There's barely even anything to break off.

This.

OMG OP please break it off and go and live a long and happy life.

Do what you want when you want.

Make yourself happy.

Leave this miserable sod in the dust.

Go for it.

So much more happiness awaits for you..

Vintagechic72 · 05/08/2024 17:32

I cannot thank you enough, to confide in strangers for advice and advice well taken. I collected him from his holiday like a fool, barely an embrace after 10 days apart.

I learnt his ex wife sent him message would he marry again he said no way! I asked him 8 years ago are you divorced on our first date, he lied he said he was separated, in DRS debt/bankruptcy till next year. I only found about the divorce/debt 2 weeks ago.

He is constantly receiving pornographic images to his WhatsApp from so called friends how fucking degrading when he can't touch me/have sex in over 5.5 yrs.
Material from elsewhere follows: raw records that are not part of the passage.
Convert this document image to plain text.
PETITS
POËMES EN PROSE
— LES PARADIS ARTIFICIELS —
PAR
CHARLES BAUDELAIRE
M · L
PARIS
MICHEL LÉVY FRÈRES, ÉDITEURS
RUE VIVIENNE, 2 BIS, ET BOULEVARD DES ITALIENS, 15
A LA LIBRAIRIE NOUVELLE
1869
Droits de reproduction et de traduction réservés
Two weeks ago on Monday I was given news that an ovarian cyst which was closely monitored has to be removed due to malignancy/hysterectomy due to my age (53) 4 days later received a bombshell that a mole on my back could be skin cancer.

I went over to his a few days after him coming back from holiday to tell him of my surgery/mole....I said "I need to talk about my health" insensitivitly he said "do you have cancer" no idea, I replied - hurt an understatement. Why would he think that. I'm a blubbering wreck. I confronted him on the above and said he is moving back to Dublin next year as he will be cleared of debt, he used me for 8 yrs and made a fool of me. I got rid of him this evening.

In a mess but each day I will become stronger with result of my surgery and mole no man is worth this after 8 yrs of using me. Thank you for giving me light when I badly needed it, my torch is shining and I'm clinging to my torch.

OP posts:
80s · 05/08/2024 17:41

I got rid of him this evening.
Phew! Thank goodness. He made a fool of no-one but himself, Vintage, if that's how he lives his life. You are thoughtful, caring and bring something worthwhile into the world. He acts like nothing has any value and in doing so devalues his own life.